One major area of study lacking from this literature thus far is an examination of what factors serve as facilitators and barriers to maternal involvement. It may be that factors external to the NICU environment, such as the need to balance work and other family obligations with NICU time, impact both how much time mothers can spend in the NICU, and how engaged they feel while there. The availability of financial resources that allows families to cover the cost of care of other children, delay return to work for parents with high risk infants, and pay for transportation to the NICU may be a significant barrier to engagement in the NICU [25],[56].
While these factors external to the NICU may be difficult to address in a short time frame, studies have demonstrated several aspects of NICU care that may increase parental engagement. For example, consistent primary nursing care, effective communication among providers and between providers and parents as well as greater parental education about their infants' medical conditions can lead to improvement parental engagement and satisfaction [56]–[58]. Thus, there exists “low hanging fruit” of potential interventions that can be adopted by hospitals to better engage parents in infant care.

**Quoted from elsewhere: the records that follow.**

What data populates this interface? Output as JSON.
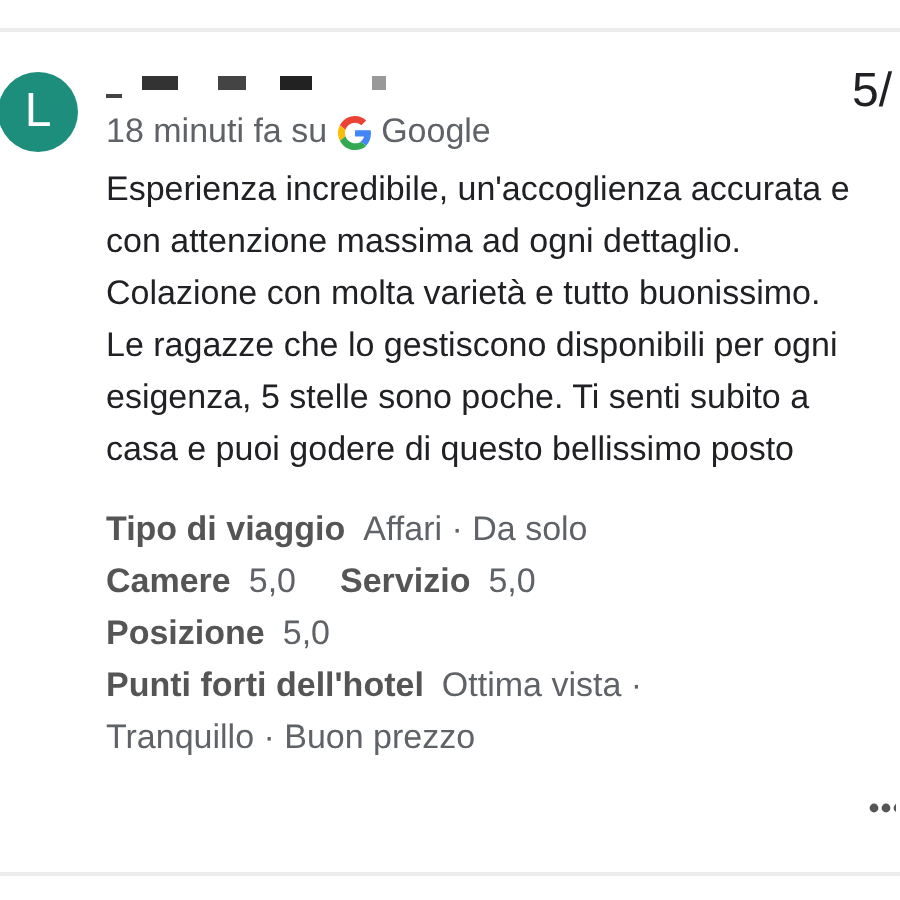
{
  "review": {
    "avatar_letter": "L",
    "rating": "5/",
    "time": "18 minuti fa su",
    "source": "Google",
    "text": "Esperienza incredibile, un'accoglienza accurata e con attenzione massima ad ogni dettaglio. Colazione con molta varietà e tutto buonissimo. Le ragazze che lo gestiscono disponibili per ogni esigenza, 5 stelle sono poche. Ti senti subito a casa e puoi godere di questo bellissimo posto",
    "details": [
      [
        {
          "label": "Tipo di viaggio",
          "value": "Affari · Da solo"
        }
      ],
      [
        {
          "label": "Camere",
          "value": "5,0"
        },
        {
          "label": "Servizio",
          "value": "5,0"
        }
      ],
      [
        {
          "label": "Posizione",
          "value": "5,0"
        }
      ],
      [
        {
          "label": "Punti forti dell'hotel",
          "value": "Ottima vista · Tranquillo · Buon prezzo"
        }
      ]
    ]
  }
}
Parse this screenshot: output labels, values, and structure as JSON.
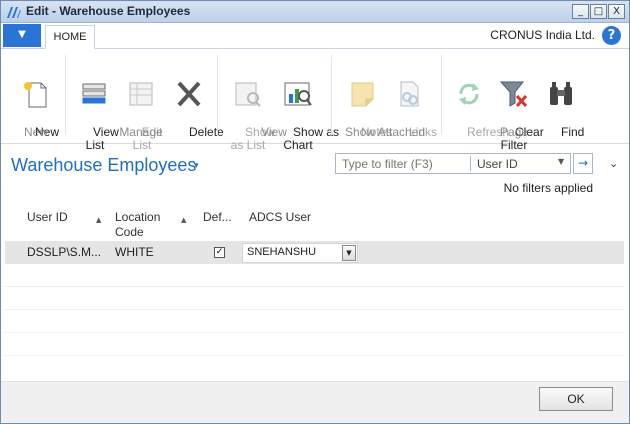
{
  "window": {
    "title": "Edit - Warehouse Employees",
    "minimize": "_",
    "maximize": "□",
    "close": "X"
  },
  "tabs": {
    "app_menu": "▼",
    "home": "HOME"
  },
  "company": "CRONUS India Ltd.",
  "help": "?",
  "ribbon": {
    "new": {
      "label": "New",
      "group": "New"
    },
    "manage": {
      "group": "Manage",
      "view_list": "View\nList",
      "edit_list": "Edit\nList",
      "delete": "Delete"
    },
    "view": {
      "group": "View",
      "show_as_list": "Show\nas List",
      "show_as_chart": "Show as\nChart"
    },
    "show_attached": {
      "group": "Show Attached",
      "notes": "Notes",
      "links": "Links"
    },
    "page": {
      "group": "Page",
      "refresh": "Refresh",
      "clear_filter": "Clear\nFilter",
      "find": "Find"
    }
  },
  "page": {
    "title": "Warehouse Employees",
    "title_arrow": "▾"
  },
  "filter": {
    "placeholder": "Type to filter (F3)",
    "field": "User ID",
    "go": "→",
    "status": "No filters applied",
    "collapse": "⌄"
  },
  "columns": [
    {
      "label": "User ID",
      "sorted": true
    },
    {
      "label": "Location\nCode",
      "sorted": true
    },
    {
      "label": "Def...",
      "sorted": false
    },
    {
      "label": "ADCS User",
      "sorted": false
    }
  ],
  "rows": [
    {
      "user_id": "DSSLP\\S.M...",
      "location_code": "WHITE",
      "default": true,
      "adcs_user": "SNEHANSHU"
    }
  ],
  "footer": {
    "ok": "OK"
  },
  "colors": {
    "accent": "#1f6fc0",
    "app_menu": "#2a74d6",
    "selected_row": "#e5e5e5"
  }
}
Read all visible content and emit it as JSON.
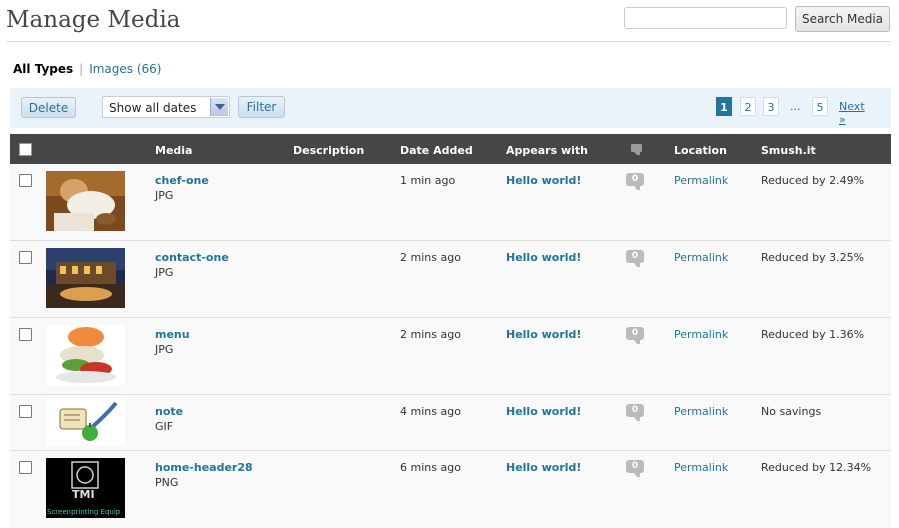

Lastly, there are mixed findings related to quantity of time spent in the NICU, with some studies showing efficacy of intervals as short as 15 minutes of engagement. Thus, more testing should identify the most effective maternal involvement “dosage,” as well as the most effective forms of engagement during that engagement. Future research can help to clarify how mothers can best be involved in care that improves outcomes for infants and their mothers.
4.1. Limitations
This review offers important insights into the state of knowledge in this important area of inquiry. Because of the variance in the types of measures used in the studies examined here, a meta-analysis to evaluate overall strength of statistical relationships was not possible. As the research in this area matures, and measures and constructs become more standardized, meta-analytic techniques should be used to understand which types of maternal engagement are most salient for improved infant and maternal health.
5. Conclusion
A shift to family-centered care is underway in NICUs across the U.S., and with this shift comes increased attention toward facilitating quality engagement between hospitalized preterm infants and their parental caregivers. However, as this integrative review reveals, there is still much to learn about which types of engagement are more effective in boosting infant health outcomes, and what benefits these types of engagement might also have for mothers or other caregivers. Furthermore, there is wide variation in which outcomes are viewed as the most critical goals of interventions designed to enhance maternal engagement. It may be that improvements in pre-discharge clinical outcomes do not translate into long-term health benefits, or that the long-term benefits are best promoted through specific types of maternal engagement, particularly those that include education and training of mothers in skills needed to promote health at home.
Conflict of interest
All authors declare no conflicts of interest in this paper.